Treasure comes from the Greek word thesauros—which is also the root word for thesaurus.
Christmas is still weeks away (thankfully), but a dear friend has already given me a precious gift.
She’s about to move into a new house and is sorting through her belongings to separate trash from treasure. When we met for brunch this Sunday, she brought me one of those treasures.
What I received was a 9x12 envelope addressed to my friend in my handwriting. She pointed out the date stamp of June 3, 1985. Amazing to realize, that was half my life ago. Inside the nearly quarter-of-a-century envelope were four of my short stories and the opening chapter of a novel that I can’t even remember now if I ever finished.
I quickly flipped through the yellowing manuscripts, skimming the title pages, two of which I didn’t even remember. Brown rust stains surrounded the old paper clips. Corrections and additions were added by hand. There were also several different typefaces, indicating the various typewriters I had used to write the stories. (You know, back in the old days when we didn’t have computers on wireless, pocket-sized phones.)
The package also contained a hand-written letter on yellow legal paper—my favorite stationery at that time. Now anyone who’s ever tried to read a hand-written note from me knows how long it takes to decipher. So I put the package aside to examine later and went out to have a fabulous day of communing with many of my favorite people.
It wasn’t until later that night that I realized how special this time capsule really was.
The letter I wrote to accompany the birthday package of manuscripts was penned just hours before probably the most dramatic, life-changing day of my existence. My words chronicled what I was feeling right before this seismic shift.
The events leading up to the letter began in mid-March of that year. I went to San Francisco to visit my friends and scheduled a few interviews with ad agency creative directors while I was there. The first three interviewers saw my potential, but suggested I get more experience. The fourth one offered me freelance work, but I didn’t have the nerve to move across country without the promise of a steady job.
So I went back to Ohio and found another job that would broaden my work horizons. The day I sent in my acceptance letter (how quaint that sounds now), I got a call from the fourth creative director. He was checking to see if I was still interested in a job in SF and if so, could I possibly fly out to interview with the big boss. Ummm, yes and yes. One tiny sticking point, however, and I went on to explain about my other offer and how I didn’t want to string along this perfectly nice company. We finished our conversation that Friday with his promise to see what could be done to accelerate my hiring.
Early that Sunday evening—apparently just moments before I started writing the letter—my potential boss from the Columbus job called to ask if I would mind if my first week of work consisted of flying to New York City to observe a TV commercial being shot for the company. Ummm, no, I had no problem with that.
So that’s where things stood when I wrote to my friend. I’m guessing that I mailed the package during lunch the next day, which forever preserved the date for me. By that evening, the news the letter contained was already out of date.

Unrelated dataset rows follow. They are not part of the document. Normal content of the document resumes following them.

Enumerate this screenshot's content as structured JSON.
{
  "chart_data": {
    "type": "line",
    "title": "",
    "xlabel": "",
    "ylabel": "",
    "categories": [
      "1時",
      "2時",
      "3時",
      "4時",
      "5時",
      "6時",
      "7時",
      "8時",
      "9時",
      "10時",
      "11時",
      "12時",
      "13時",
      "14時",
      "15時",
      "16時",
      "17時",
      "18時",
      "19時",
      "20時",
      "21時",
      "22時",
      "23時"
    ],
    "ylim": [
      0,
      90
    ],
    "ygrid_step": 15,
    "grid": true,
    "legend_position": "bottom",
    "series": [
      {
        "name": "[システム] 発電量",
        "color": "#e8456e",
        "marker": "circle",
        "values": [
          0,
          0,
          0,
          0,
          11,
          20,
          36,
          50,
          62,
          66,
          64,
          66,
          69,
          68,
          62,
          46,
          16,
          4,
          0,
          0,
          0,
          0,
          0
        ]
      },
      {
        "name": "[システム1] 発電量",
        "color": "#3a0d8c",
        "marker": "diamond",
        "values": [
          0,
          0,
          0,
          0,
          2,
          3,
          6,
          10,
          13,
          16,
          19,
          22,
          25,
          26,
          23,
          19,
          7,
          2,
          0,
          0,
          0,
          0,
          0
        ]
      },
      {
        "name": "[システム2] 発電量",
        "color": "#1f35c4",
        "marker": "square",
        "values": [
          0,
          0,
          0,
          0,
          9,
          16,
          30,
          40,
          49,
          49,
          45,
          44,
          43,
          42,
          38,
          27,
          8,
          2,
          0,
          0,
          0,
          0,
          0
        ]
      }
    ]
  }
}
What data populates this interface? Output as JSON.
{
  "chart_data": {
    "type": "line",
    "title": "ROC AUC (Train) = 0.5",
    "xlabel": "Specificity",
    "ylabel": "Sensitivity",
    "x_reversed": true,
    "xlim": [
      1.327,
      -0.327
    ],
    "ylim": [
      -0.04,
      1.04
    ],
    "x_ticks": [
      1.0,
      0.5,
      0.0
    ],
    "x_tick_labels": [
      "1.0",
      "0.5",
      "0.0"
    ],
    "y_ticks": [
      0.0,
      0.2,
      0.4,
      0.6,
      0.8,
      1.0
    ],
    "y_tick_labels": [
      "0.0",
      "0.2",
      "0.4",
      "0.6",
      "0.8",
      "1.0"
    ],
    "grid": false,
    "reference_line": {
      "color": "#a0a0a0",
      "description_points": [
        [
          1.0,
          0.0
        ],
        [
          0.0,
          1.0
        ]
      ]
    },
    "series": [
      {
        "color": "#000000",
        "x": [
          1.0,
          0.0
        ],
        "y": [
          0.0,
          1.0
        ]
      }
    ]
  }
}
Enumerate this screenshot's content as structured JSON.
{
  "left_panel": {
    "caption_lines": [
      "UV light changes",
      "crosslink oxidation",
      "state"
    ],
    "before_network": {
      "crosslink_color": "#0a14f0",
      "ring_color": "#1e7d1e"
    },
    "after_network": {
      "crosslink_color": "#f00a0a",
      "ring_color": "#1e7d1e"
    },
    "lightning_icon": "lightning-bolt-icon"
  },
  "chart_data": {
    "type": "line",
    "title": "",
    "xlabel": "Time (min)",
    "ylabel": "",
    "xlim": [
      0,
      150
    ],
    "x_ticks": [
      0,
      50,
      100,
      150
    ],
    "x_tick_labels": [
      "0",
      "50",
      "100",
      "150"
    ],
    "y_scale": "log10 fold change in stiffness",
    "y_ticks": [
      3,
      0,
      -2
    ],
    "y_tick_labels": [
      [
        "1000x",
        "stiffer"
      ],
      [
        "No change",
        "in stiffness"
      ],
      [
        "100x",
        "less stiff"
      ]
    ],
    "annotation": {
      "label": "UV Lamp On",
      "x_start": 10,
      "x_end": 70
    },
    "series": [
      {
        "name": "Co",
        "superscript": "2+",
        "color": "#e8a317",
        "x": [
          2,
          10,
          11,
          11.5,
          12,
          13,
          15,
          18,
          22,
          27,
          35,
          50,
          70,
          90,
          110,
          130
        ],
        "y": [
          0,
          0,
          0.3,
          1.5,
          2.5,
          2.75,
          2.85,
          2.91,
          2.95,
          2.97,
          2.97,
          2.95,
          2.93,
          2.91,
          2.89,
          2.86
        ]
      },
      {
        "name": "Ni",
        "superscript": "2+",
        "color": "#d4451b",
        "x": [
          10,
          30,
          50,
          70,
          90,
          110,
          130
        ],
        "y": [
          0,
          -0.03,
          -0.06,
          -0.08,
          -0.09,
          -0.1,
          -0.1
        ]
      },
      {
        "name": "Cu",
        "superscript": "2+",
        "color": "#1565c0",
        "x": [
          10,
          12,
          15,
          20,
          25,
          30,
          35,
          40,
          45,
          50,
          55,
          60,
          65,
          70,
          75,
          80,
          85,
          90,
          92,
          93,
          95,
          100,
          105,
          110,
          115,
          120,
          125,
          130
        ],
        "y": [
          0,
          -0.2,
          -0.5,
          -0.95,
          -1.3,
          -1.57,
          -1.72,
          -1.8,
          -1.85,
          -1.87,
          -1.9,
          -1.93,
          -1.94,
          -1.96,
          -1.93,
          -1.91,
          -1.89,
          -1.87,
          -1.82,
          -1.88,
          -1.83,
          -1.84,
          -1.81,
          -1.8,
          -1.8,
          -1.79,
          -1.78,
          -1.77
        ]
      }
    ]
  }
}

When I returned home from the job I was about to leave no matter which suitor I chose, I got a call from San Francisco. My thundering heartbeat made it hard to hear the voice saying that there was no need to fly me out for another interview. Could I just start in two weeks?
There are not enough words in the thesaurus to describe the thrill—and the power—that I felt in that moment. It was an exhilarating rush of “I did it!” joy.
Touching this golden relic of my personal history transports me back to that period of triumph. More importantly, it reminds me of how much I want to create my next “I did it!” moment.
So my deepest thanks to my friend for this incomparable gift. Or should that be unrivaled gift? Unparalleled? Unique? Without equal?
Well, whatever the thesaurus says, it’s treasure to me.